Global football governing body FIFA on Monday announced that Nigeria will no longer be suspended over a long-running court case focusing on the disputed leadership of its federation.
FIFA said it had received confirmation that the Nigerian Football Federation (NFF) had restored control of the body and its offices to its president Amaju Pinnick and secretary-general Mohammed Sanusi.
“In view of these circumstances, FIFA deems that the conditions set by the decision of the Bureau of the FIFA Council have now been met and consequently the suspension of the NFF will not take effect,” FIFA said in a statement.
FIFA made its ruling after a spokesman for acting President Yemi Osinbajo said Pinnick and his executive committee were recognised as the leadership of football in Nigeria.
FIFA’s strict non-interference rules
Last week, FIFA threatened to suspend Nigeria and Ghana over if their governments intervened in resolution of leadership and corruption stalemates respectively.

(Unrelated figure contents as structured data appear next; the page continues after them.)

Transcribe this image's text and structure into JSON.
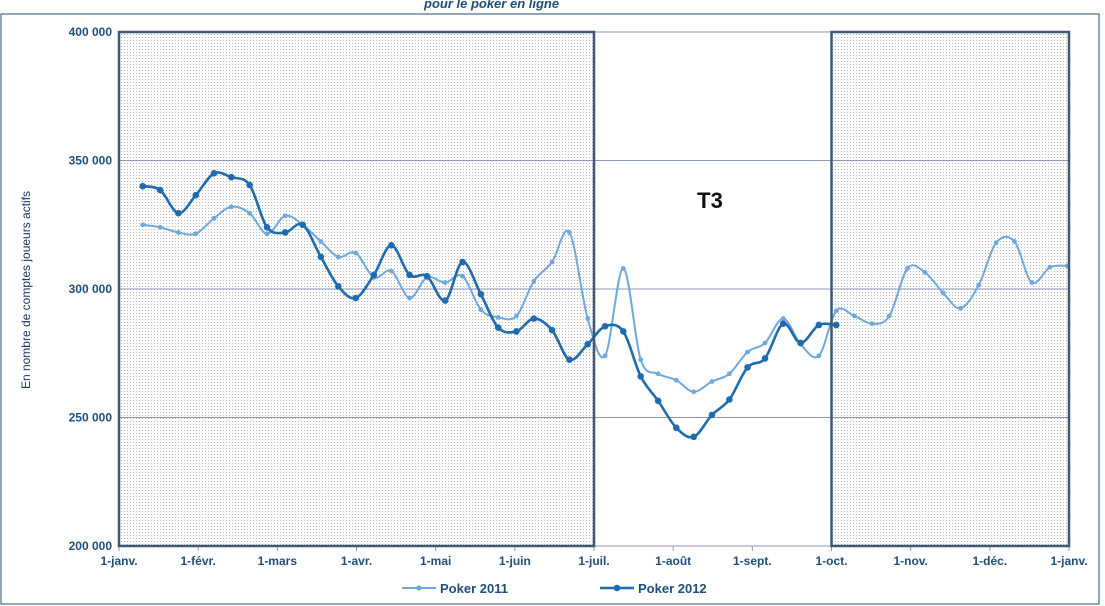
{
  "chart_data": {
    "type": "line",
    "title": "",
    "title_visible_fragment": "pour le poker en ligne",
    "ylabel": "En nombre de comptes joueurs actifs",
    "ylim": [
      200000,
      400000
    ],
    "yticks": [
      200000,
      250000,
      300000,
      350000,
      400000
    ],
    "ytick_labels": [
      "200 000",
      "250 000",
      "300 000",
      "350 000",
      "400 000"
    ],
    "xlim": [
      0,
      12
    ],
    "xtick_labels": [
      "1-janv.",
      "1-févr.",
      "1-mars",
      "1-avr.",
      "1-mai",
      "1-juin",
      "1-juil.",
      "1-août",
      "1-sept.",
      "1-oct.",
      "1-nov.",
      "1-déc.",
      "1-janv."
    ],
    "grid": true,
    "legend_position": "bottom",
    "annotation": "T3",
    "shaded_periods": [
      [
        0,
        6
      ],
      [
        9,
        12
      ]
    ],
    "series": [
      {
        "name": "Poker 2011",
        "color": "#6fa8dc",
        "x": [
          0.3,
          0.52,
          0.75,
          0.97,
          1.2,
          1.42,
          1.65,
          1.87,
          2.1,
          2.32,
          2.55,
          2.77,
          2.99,
          3.22,
          3.44,
          3.67,
          3.89,
          4.12,
          4.34,
          4.57,
          4.79,
          5.02,
          5.24,
          5.47,
          5.69,
          5.92,
          6.14,
          6.37,
          6.59,
          6.81,
          7.04,
          7.26,
          7.49,
          7.71,
          7.94,
          8.16,
          8.39,
          8.61,
          8.84,
          9.06,
          9.29,
          9.51,
          9.73,
          9.96,
          10.18,
          10.41,
          10.63,
          10.86,
          11.08,
          11.31,
          11.53,
          11.76,
          11.98
        ],
        "y": [
          325000,
          324000,
          322000,
          321500,
          327500,
          332000,
          329500,
          321500,
          328500,
          325000,
          318500,
          312500,
          314000,
          304500,
          307000,
          296500,
          304500,
          302500,
          305000,
          292000,
          289000,
          289500,
          303000,
          310500,
          322000,
          288500,
          274000,
          308000,
          272500,
          267000,
          264500,
          260000,
          264000,
          267000,
          275500,
          279000,
          288500,
          278500,
          274000,
          291500,
          289500,
          286500,
          289500,
          308000,
          306500,
          298500,
          292500,
          301500,
          318000,
          318500,
          302500,
          308500,
          309000
        ]
      },
      {
        "name": "Poker 2012",
        "color": "#1e6bb0",
        "x": [
          0.3,
          0.52,
          0.75,
          0.97,
          1.2,
          1.42,
          1.65,
          1.87,
          2.1,
          2.32,
          2.55,
          2.77,
          2.99,
          3.22,
          3.44,
          3.67,
          3.89,
          4.12,
          4.34,
          4.57,
          4.79,
          5.02,
          5.24,
          5.47,
          5.69,
          5.92,
          6.14,
          6.37,
          6.59,
          6.81,
          7.04,
          7.26,
          7.49,
          7.71,
          7.94,
          8.16,
          8.39,
          8.61,
          8.84,
          9.06
        ],
        "y": [
          340000,
          338500,
          329500,
          336500,
          345000,
          343500,
          340500,
          324000,
          322000,
          325000,
          312500,
          301000,
          296500,
          305500,
          317000,
          305500,
          305000,
          295500,
          310500,
          298000,
          285000,
          283500,
          288500,
          284000,
          272500,
          278500,
          285500,
          283500,
          266000,
          256500,
          246000,
          242500,
          251000,
          257000,
          269500,
          273000,
          286500,
          279000,
          286000,
          286000
        ]
      }
    ]
  }
}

The governments of the two African football powerhouses had intervened in the management of the football federations.
FIFA do not accept third-party interference in its member federations and in the case of Nigeria, warned that it would suspend Nigeria if the NFF was not led by its elected president, voted in 2014.
Nigeria put itself on a collision course with FIFA in July when the government’s sports ministry directed the NFF to comply with a court order to overturn Pinnick’s election and recognise Chris Giwa as its head.

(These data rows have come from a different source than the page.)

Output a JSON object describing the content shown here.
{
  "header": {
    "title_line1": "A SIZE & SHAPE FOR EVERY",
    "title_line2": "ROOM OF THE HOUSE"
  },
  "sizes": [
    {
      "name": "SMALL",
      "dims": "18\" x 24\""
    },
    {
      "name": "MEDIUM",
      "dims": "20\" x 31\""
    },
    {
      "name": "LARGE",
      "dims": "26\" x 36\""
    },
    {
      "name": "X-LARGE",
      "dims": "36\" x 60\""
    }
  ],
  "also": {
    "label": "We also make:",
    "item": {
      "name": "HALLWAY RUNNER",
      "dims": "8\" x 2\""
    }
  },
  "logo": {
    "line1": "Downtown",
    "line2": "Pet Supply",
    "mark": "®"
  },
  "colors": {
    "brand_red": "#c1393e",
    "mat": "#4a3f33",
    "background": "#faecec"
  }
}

A FIFA ban would have immediately meant that Nigeria would not honour a 2019 Africa Cup of Nations qualifier in Seychelles next month, while they would also have been disqualified from the under-17 African zonal qualifiers in Niger, which kick off on September 2.
Ghana settles with FIFA
Last week, the government of Ghana reached a deal with FIFA to work together to clean up football administration in the country, shelving plans to dissolve the corruption stained federation.

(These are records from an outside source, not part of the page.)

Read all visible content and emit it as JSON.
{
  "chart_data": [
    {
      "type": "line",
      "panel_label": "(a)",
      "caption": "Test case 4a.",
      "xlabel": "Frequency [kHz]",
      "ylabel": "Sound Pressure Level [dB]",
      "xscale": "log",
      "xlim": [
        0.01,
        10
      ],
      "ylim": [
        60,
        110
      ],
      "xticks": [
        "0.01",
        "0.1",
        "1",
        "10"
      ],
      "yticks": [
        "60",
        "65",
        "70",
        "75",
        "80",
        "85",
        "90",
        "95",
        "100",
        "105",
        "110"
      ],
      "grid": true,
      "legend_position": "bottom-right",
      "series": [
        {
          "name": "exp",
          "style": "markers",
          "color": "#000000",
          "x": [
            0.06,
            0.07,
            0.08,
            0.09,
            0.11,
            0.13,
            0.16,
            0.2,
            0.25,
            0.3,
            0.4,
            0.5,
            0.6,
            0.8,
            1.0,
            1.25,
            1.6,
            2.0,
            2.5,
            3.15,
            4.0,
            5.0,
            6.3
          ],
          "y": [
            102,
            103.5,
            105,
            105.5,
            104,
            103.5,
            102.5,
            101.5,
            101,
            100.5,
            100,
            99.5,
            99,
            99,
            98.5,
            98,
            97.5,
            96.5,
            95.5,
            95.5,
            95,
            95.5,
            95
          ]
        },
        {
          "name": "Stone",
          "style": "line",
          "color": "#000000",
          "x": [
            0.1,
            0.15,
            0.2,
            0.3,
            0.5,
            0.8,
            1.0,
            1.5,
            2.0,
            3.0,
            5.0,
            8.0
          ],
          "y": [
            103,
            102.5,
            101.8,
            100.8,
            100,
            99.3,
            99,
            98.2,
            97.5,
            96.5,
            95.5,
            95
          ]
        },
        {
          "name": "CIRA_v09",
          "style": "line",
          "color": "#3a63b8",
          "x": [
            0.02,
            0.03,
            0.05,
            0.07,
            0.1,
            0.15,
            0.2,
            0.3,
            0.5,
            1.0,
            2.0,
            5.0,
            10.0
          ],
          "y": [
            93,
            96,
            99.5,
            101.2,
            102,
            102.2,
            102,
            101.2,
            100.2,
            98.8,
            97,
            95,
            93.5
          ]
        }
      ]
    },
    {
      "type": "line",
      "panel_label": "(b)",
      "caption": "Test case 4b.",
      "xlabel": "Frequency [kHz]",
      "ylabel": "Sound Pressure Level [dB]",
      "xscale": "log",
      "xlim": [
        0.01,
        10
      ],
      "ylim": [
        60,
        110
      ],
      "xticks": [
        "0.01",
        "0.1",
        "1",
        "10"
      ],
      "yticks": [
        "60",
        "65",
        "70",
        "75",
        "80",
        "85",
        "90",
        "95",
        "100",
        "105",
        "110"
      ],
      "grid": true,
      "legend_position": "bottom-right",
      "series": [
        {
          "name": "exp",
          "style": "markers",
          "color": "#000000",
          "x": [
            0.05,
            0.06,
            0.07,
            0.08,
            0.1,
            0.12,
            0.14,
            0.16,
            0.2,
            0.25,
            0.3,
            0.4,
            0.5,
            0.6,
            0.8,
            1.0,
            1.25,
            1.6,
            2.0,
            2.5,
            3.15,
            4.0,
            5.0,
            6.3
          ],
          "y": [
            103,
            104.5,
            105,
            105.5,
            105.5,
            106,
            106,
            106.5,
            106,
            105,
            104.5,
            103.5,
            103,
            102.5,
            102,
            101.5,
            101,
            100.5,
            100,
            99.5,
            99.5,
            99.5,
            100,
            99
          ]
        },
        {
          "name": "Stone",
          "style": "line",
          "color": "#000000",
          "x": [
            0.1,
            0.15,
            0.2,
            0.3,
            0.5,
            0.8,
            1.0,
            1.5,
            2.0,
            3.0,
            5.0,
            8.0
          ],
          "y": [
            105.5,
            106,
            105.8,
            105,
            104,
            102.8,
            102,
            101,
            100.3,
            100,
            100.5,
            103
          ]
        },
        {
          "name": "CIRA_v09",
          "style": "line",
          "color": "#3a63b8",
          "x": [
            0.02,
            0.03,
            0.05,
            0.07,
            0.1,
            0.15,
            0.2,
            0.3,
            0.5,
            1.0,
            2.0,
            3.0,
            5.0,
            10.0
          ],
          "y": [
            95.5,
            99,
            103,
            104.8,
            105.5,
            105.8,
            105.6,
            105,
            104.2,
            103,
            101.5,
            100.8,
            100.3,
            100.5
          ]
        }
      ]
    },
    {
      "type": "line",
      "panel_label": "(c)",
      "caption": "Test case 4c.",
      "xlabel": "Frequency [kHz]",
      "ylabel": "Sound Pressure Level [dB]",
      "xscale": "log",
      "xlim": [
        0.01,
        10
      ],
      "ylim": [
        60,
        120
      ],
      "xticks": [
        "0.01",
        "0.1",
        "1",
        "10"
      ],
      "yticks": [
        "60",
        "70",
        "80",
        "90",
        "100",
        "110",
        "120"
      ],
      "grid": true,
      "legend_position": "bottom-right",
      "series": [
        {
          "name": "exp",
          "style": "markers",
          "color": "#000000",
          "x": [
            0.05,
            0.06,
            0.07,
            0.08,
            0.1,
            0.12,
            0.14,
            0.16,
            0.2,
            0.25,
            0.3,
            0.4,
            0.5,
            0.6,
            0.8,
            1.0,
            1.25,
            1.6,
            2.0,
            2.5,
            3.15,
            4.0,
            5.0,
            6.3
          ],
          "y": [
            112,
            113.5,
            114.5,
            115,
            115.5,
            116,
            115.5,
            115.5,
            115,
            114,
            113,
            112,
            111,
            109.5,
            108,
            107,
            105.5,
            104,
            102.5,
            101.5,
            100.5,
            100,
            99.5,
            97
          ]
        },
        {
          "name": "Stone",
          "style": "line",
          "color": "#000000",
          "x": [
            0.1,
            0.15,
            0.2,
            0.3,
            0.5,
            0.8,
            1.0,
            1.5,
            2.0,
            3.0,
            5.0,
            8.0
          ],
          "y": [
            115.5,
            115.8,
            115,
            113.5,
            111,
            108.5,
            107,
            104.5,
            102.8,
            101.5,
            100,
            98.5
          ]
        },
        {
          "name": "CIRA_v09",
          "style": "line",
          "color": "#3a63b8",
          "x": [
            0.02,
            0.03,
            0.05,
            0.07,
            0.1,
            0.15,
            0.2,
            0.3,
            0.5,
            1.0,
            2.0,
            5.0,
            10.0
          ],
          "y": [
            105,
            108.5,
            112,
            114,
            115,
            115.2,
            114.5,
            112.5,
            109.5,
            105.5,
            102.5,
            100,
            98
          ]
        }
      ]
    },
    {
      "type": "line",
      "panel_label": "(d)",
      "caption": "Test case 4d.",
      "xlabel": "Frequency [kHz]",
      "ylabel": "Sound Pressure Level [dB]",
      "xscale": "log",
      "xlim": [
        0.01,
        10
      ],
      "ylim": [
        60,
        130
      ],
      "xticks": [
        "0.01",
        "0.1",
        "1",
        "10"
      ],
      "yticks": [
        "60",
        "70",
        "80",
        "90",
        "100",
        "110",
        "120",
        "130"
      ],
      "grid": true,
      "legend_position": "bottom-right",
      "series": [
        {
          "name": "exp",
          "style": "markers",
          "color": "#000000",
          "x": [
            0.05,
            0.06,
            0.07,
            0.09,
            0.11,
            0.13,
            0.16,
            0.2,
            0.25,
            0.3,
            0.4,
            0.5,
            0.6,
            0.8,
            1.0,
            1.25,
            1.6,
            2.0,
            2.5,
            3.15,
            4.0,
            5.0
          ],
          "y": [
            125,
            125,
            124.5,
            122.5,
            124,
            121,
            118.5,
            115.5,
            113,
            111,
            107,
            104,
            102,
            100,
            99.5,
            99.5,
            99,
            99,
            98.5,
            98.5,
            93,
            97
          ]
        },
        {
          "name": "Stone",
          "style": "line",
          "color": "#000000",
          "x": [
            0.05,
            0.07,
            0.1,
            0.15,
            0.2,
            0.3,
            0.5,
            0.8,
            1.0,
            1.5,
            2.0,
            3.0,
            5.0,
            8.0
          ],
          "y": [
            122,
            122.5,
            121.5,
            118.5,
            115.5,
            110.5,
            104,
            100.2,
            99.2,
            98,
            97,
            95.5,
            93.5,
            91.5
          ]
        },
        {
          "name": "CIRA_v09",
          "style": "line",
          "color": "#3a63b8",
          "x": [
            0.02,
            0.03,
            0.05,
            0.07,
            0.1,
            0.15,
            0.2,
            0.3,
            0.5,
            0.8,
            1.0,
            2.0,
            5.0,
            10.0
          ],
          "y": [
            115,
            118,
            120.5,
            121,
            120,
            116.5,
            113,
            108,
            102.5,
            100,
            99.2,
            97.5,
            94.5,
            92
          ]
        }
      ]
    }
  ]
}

Ghana’s attorney general had taken steps towards dissolving the embattled Ghana Football Association (GFA) after an explosive documentary in June showed officials allegedly soliciting bribes worth millions of dollars.
In both cases, FIFA had its way and will continue to strictly enforce its regulations.
“FIFA will continue to closely monitor the situation in order to ensure that FIFA’s rules and regulations are fully adhered to,” it added.